I'd like to write a simple loop that catches and prints the incoming event while the script is running. I've tried this:

       (let ((key 0))
         (while (= key 0)
           (setq event (read-char nil nil 0))
           (if event (print event))))

The script runs but no event data is printed. After C-g all characters pressed were printed in the buffer. What's wrong?


1 Answer 1


Passing a value of 0 for the SECONDS arg of read-char means it will immediately return nil, always.

(And your code never changes the value of key, so it remains 0. So the iteration goes on forever, till you hit C-g. Maybe that's what you wanted, though.)

(defun foo ()
  (let ((key 0))
    (while (= key 0)
      (setq event (read-char "Char: " nil 5.0))
      (if event (print event)))))

Look in buffer *Messages* to see the chars read and printed.
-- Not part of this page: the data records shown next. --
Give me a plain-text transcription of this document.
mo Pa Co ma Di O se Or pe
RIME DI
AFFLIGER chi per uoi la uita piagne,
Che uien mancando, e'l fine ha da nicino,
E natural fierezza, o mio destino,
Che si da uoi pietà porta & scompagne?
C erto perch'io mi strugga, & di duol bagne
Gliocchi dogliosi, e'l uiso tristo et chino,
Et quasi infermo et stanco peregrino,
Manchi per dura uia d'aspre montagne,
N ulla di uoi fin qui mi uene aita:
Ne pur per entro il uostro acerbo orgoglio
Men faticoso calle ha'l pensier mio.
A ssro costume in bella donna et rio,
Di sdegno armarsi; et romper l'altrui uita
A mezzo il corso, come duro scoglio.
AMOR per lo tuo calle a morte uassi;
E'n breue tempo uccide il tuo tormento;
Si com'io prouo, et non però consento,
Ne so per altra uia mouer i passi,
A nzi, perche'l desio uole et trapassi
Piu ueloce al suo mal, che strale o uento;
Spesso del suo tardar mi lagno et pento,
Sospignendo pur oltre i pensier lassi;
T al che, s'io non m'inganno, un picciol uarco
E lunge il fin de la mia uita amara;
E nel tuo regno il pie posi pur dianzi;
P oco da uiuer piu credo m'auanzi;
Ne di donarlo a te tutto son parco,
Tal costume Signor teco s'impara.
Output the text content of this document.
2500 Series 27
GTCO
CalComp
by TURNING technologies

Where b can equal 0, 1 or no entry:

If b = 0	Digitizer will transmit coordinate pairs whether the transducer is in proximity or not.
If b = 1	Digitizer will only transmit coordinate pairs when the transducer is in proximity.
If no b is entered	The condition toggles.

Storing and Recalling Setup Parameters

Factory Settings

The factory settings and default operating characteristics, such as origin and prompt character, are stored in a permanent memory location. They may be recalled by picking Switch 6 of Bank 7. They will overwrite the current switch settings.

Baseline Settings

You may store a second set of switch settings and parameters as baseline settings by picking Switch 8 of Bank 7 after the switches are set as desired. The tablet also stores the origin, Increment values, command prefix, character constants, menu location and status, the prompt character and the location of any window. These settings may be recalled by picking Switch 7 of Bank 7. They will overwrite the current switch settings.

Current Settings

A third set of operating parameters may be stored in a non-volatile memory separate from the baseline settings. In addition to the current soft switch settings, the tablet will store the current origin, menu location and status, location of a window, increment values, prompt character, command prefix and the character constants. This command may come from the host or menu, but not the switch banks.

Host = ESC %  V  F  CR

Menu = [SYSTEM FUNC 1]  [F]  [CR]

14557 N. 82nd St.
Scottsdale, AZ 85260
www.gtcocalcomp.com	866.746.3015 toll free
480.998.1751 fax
C-h f read-char says, about SECONDS:

If the optional argument SECONDS is non-nil, it should be a number specifying the maximum number of seconds to wait for input. If no input arrives in that time, return nil. SECONDS may be a floating-point value.

  • Is there a way to check if there was an event not resolved without awaiting? I'd like to create a loop that just check if a key is pressed and if not the script do other stuff.
    – Quasar999
    Apr 1, 2022 at 18:36
  • Please don't ask new questions or evolve your question in comments. One question per post - please post another question if you have one. Thx.